Peluncuran program tersebut berlangsung pada pameran flora dan fauna Flona 2025 di Lapangan Banteng, Jakarta, Jumat (29/8). Acara ini dihadiri Menteri PPN/Kepala Bappenas Rachmat Pambudy, Direktur Utama BRI Hery Gunardi, dan Direktur Network & Retail Funding BRI Aquarius Rudianto.
Kebutuhan susu nasional terus meningkat dan menjadi tantangan besar dalam ketahanan pangan. Pada 2023, kebutuhan susu mencapai 4,53 juta ton, sementara produksi dalam negeri baru 0,84 juta ton atau sekitar 18,54%.

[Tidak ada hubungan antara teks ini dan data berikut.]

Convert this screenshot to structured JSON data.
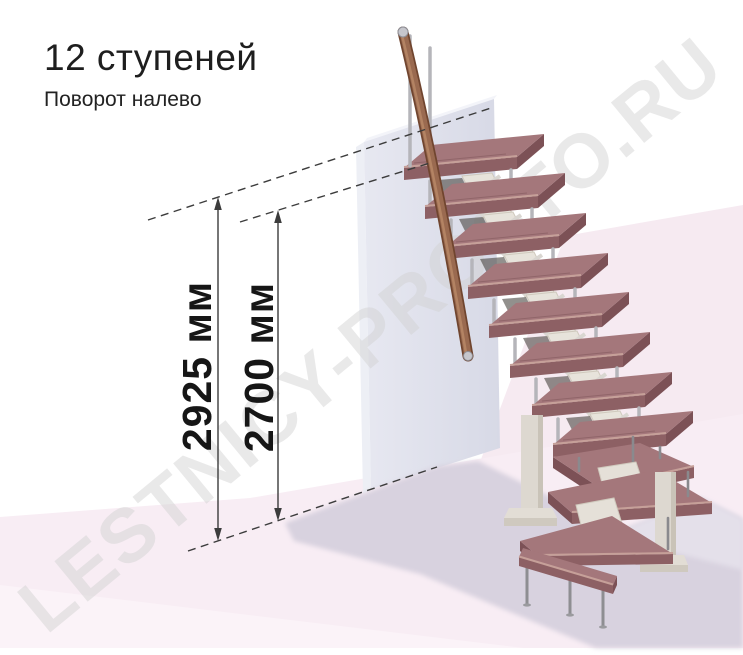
{
  "header": {
    "title": "12 ступеней",
    "subtitle": "Поворот налево"
  },
  "watermark": {
    "text": "LESTNICY-PROSTO.RU"
  },
  "stair": {
    "steps_count": 12,
    "turn_direction": "налево",
    "straight_steps": 8,
    "winder_steps": 3,
    "bottom_steps": 1
  },
  "dimensions": {
    "lines": [
      {
        "id": "total-height",
        "label": "2925 мм",
        "value": 2925,
        "unit": "мм"
      },
      {
        "id": "flight-height",
        "label": "2700 мм",
        "value": 2700,
        "unit": "мм"
      }
    ]
  },
  "colors": {
    "tread_top": "#a4777b",
    "tread_front": "#8d6064",
    "tread_side": "#7c5156",
    "handrail": "#96664f",
    "metal_baluster": "#b5b5ba",
    "stringer": "#e7e3db",
    "wall": "#dfe1ec",
    "floor": "#f8edf4",
    "shadow": "#d8d2df",
    "dimension_line": "#3c3c3c",
    "watermark": "#d2d2d2"
  }
}
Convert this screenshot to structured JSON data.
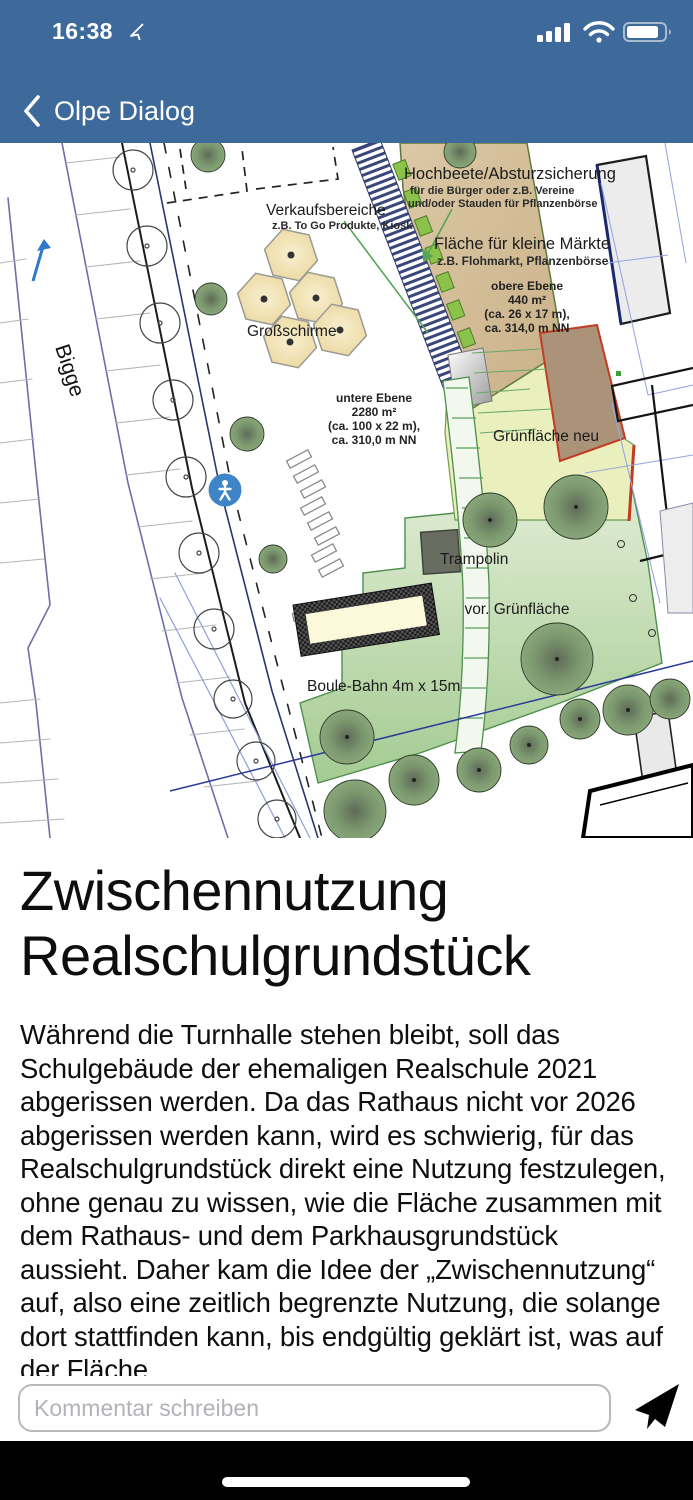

Kekurangan pasokan tersebut ditutupi dengan impor sebesar 3,7 juta ton. Untuk mengurangi ketergantungan, Bappenas menggandeng PT Moosa Genetika Farmindo (Moosa Genetics) dan IPB dalam Program Sapi Merah Putih.
Baca Juga: BRI Catat Portofolio Keuangan Berkelanjutan Rp 807,8 Triliun, Terbesar di Indonesia
Direktur Utama BRI Hery Gunardi menyatakan dukungan BRI sejalan dengan misi untuk hadir di tengah masyarakat. BRI juga fokus pada penguatan sektor pangan dan agribisnis.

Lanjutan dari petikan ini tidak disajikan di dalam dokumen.